Portugal atravessa uma crise habitacional sem precedente. A inflação, motivada pela invasão russa da Ucrânia, o aumento das taxas de juro, a pressão urbanística dos grandes centros, a proliferação descontrolada do alojamento local nas cidades, os vistos Gold que, durante anos a fio, serviram para a construção de imóveis de luxo, inutilizáveis para arrendamento e invendáveis, a falta de espaço para construção nos Planos Diretor Municipais, os mais de 700.000 imóveis vazios, entre mais algumas razões, provocaram um brutal aumento das rendas e do preço das habitações em Portugal, exigindo-se entradas para acesso ao crédito à habitação cada vez maiores e taxas de esforço incomportáveis.

O problema da habitação não é insolúvel. Aliás, a solução é simples e direta, mas de complexa e morosa concretização: habitação pública. O alargamento do parque público habitacional lançará um forte aviso ao subvertido mercado imobiliário, injetando na rede um conjunto de fogos a preços abaixo do valor de mercado ou em regime de arrendamento acessível. Mas, como disse o primeiro-ministro António Costa na entrevista dada no passado dia 17 de fevereiro, a construção demora o seu tempo, não é instantânea. Por essa razão, é necessário pensar em medidas transitórias, que mitiguem os efeitos da crise e apoiem as pessoas e, em particular, os jovens e as famílias, sejam de classe média, ou mais carenciadas.

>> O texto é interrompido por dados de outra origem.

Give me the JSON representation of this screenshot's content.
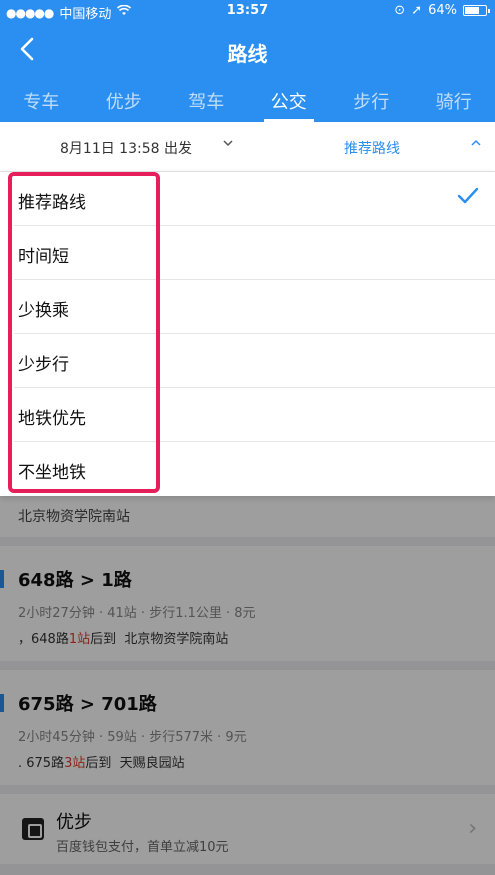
{
  "status": {
    "signal_dots": "●●●●●",
    "carrier": "中国移动",
    "wifi": "wifi-icon",
    "time": "13:57",
    "battery_pct": "64%"
  },
  "header": {
    "title": "路线",
    "back_icon": "back-arrow-icon",
    "tabs": [
      "专车",
      "优步",
      "驾车",
      "公交",
      "步行",
      "骑行"
    ],
    "active_tab": "公交"
  },
  "options": {
    "depart": "8月11日 13:58 出发",
    "sort": "推荐路线"
  },
  "dropdown": {
    "items": [
      "推荐路线",
      "时间短",
      "少换乘",
      "少步行",
      "地铁优先",
      "不坐地铁"
    ],
    "selected": "推荐路线"
  },
  "routes": [
    {
      "station": "北京物资学院南站"
    },
    {
      "name_a": "648路",
      "name_b": "1路",
      "duration": "2小时27分钟",
      "stops": "41站",
      "walk": "步行1.1公里",
      "price": "8元",
      "line": "648路",
      "line_stops": "1站",
      "after": "后到",
      "station": "北京物资学院南站"
    },
    {
      "name_a": "675路",
      "name_b": "701路",
      "duration": "2小时45分钟",
      "stops": "59站",
      "walk": "步行577米",
      "price": "9元",
      "line": "675路",
      "line_stops": "3站",
      "after": "后到",
      "station": "天赐良园站"
    }
  ],
  "promo": {
    "title": "优步",
    "subtitle": "百度钱包支付，首单立减10元"
  },
  "colors": {
    "brand": "#2b8ef1",
    "highlight": "#e61e5a",
    "red": "#e23a2e"
  }
}
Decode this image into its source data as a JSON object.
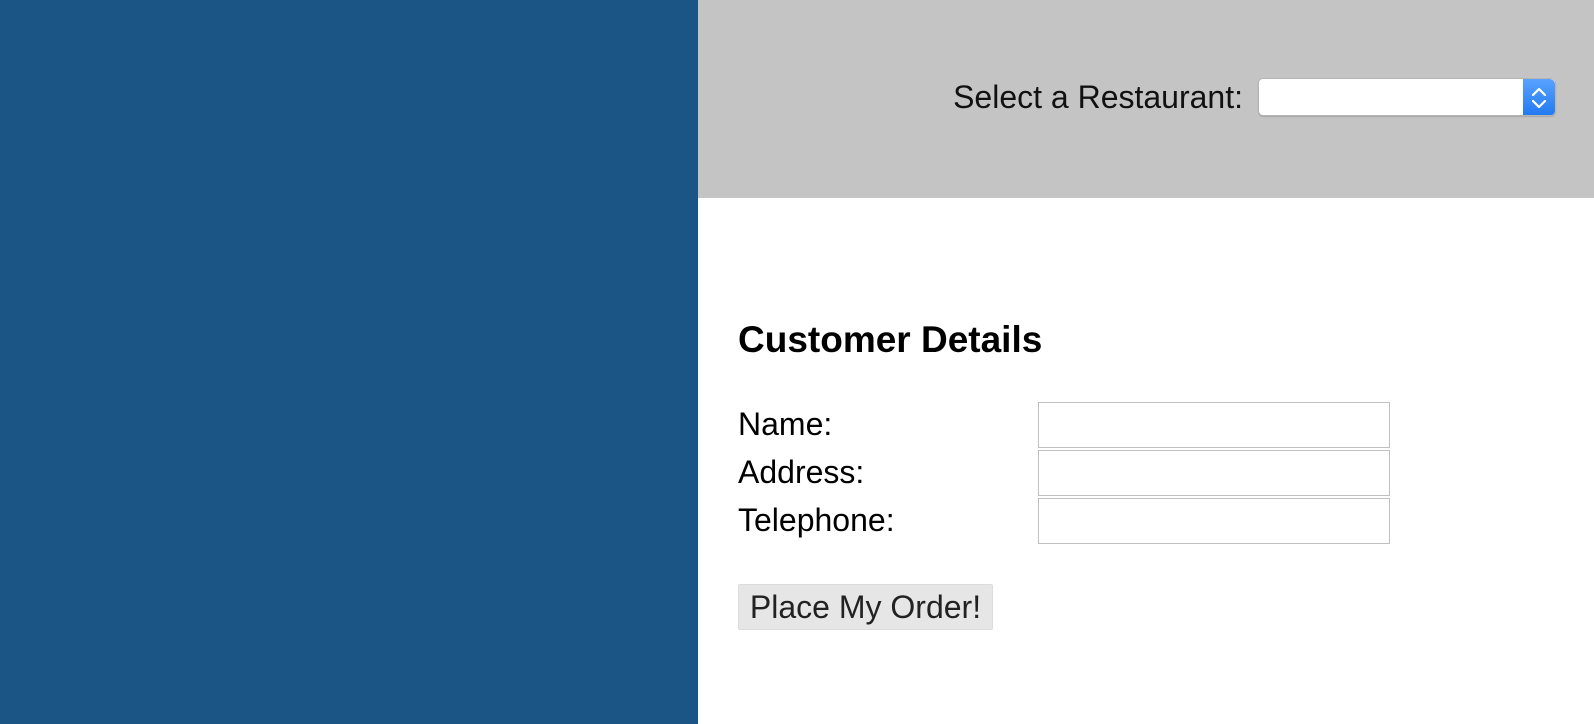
{
  "colors": {
    "left_panel": "#1b5586",
    "header_bar": "#c5c4c5",
    "select_accent": "#2b82f5"
  },
  "header": {
    "restaurant_label": "Select a Restaurant:",
    "restaurant_select_value": "",
    "stepper_icon": "up-down-chevron-icon"
  },
  "customer_details": {
    "title": "Customer Details",
    "fields": [
      {
        "label": "Name:",
        "value": ""
      },
      {
        "label": "Address:",
        "value": ""
      },
      {
        "label": "Telephone:",
        "value": ""
      }
    ],
    "submit_label": "Place My Order!"
  }
}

Da reunião de Conselho de Ministros de quinta-feira saiu um interessante pacote de medidas substantivas e inovadoras. Do licenciamento mais expedito e simplificado, ao programa de subarrendamento pelo Estado, sem esquecer o fim dos vistos gold, a concessão de benefícios fiscais na venda de imóveis ao Estado e nos rendimentos provenientes de rendas, e a proteção reforçada no acesso ao crédito à habitação, estas propostas são um importante virar de página no que às políticas de habitação nacionais concerne.

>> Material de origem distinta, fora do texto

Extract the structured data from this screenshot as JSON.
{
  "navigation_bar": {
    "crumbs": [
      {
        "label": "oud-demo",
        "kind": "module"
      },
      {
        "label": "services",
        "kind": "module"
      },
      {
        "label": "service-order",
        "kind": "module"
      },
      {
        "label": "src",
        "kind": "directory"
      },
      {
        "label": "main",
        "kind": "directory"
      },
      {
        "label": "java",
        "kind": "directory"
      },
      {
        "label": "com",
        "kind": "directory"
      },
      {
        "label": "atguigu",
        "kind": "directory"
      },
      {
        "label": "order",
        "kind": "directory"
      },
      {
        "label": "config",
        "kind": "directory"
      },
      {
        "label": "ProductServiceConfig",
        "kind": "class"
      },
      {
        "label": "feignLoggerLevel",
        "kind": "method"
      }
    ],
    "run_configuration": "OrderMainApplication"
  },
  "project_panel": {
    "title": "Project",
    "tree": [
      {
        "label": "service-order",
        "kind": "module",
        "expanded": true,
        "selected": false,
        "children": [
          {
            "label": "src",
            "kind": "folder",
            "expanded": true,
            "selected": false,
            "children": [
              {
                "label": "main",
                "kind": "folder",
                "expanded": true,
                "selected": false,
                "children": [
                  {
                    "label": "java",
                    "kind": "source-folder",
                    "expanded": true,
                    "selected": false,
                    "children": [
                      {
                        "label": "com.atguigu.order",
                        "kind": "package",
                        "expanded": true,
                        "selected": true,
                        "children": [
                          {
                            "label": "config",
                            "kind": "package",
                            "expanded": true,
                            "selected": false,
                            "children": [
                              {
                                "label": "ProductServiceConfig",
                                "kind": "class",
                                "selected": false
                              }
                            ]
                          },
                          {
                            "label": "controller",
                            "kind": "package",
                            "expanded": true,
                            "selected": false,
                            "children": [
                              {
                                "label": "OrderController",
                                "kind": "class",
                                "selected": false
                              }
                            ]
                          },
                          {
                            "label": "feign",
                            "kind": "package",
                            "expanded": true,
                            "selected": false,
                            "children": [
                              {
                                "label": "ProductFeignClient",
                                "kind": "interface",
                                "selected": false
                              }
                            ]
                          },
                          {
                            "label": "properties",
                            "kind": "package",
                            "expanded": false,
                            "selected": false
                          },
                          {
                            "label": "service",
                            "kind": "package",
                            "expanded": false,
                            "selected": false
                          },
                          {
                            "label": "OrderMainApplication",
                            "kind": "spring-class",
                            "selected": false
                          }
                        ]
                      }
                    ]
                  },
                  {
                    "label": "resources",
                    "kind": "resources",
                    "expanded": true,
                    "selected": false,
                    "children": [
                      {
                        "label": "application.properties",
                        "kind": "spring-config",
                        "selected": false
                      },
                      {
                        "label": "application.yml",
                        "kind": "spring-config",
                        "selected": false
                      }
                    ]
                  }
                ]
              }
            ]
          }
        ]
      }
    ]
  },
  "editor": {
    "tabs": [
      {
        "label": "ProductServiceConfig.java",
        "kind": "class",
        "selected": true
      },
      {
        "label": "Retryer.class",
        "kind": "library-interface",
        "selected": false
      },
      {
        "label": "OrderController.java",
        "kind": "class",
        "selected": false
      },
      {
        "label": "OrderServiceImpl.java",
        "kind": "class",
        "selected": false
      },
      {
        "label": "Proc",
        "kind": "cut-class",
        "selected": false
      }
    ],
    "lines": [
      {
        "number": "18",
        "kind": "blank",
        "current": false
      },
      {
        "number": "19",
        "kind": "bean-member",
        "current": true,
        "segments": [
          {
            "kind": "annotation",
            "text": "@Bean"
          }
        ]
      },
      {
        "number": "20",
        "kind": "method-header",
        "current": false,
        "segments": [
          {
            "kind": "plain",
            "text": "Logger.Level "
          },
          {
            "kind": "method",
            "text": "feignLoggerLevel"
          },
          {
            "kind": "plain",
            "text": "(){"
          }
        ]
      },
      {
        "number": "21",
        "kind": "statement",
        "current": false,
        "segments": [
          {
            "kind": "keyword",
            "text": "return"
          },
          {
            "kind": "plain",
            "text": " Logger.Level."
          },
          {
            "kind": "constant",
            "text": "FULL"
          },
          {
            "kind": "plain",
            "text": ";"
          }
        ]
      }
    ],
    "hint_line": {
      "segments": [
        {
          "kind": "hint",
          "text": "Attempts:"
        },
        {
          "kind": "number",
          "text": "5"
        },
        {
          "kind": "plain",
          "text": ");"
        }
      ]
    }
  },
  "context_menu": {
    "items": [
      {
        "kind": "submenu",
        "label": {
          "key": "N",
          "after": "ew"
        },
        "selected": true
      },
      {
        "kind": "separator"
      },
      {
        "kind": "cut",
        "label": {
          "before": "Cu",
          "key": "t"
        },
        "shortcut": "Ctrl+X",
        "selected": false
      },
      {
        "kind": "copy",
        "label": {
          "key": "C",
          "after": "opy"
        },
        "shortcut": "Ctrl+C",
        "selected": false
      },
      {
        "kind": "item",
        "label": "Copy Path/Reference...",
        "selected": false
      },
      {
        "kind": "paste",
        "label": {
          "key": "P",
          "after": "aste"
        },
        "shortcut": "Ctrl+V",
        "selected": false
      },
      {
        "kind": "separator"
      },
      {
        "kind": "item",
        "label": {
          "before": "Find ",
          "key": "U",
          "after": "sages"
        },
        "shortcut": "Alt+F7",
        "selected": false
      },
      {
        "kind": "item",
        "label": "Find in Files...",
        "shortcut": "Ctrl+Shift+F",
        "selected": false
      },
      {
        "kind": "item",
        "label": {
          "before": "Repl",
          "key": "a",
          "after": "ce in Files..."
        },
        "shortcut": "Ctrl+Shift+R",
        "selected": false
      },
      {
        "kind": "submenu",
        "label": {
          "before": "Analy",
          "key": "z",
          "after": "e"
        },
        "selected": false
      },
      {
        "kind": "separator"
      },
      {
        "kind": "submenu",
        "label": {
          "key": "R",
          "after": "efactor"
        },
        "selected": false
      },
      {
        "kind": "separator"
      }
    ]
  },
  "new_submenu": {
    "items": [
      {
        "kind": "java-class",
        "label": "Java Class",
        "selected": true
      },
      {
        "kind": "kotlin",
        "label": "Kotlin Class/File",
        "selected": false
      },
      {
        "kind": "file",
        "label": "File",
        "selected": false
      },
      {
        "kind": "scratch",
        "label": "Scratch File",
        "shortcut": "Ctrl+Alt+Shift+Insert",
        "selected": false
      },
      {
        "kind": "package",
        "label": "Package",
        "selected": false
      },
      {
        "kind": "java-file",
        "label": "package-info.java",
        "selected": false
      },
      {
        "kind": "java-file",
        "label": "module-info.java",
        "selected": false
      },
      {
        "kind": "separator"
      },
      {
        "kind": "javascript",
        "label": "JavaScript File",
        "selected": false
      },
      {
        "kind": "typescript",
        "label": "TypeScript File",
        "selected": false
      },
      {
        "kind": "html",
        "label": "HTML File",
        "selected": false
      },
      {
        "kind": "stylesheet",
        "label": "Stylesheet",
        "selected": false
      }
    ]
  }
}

No entanto, houve uma medida em particular que captou os holofotes mediáticos e a atenção da opinião pública, o arrendamento coercivo/ compulsivo/ forçado ou, mais corretamente, a posse administrativa de habitações devolutas para subarrendamento por entidades públicas. Como é habitual no país, não tardaram as habituais simplificações argumentativas, que transformam um cinzento e complexo debate jurídico, num redutor debate a preto e branco. Os abolicionistas da propriedade privada atestam que não se foi longe o suficiente no ataque aos proprietários. Já os adoradores da divina propriedade, não perderam tempo em invocar a Constituição e fazer um ridículo paralelismo com os tempos do PREC. As reações acumulam-se e os especialistas em direito constitucional começam a brotar.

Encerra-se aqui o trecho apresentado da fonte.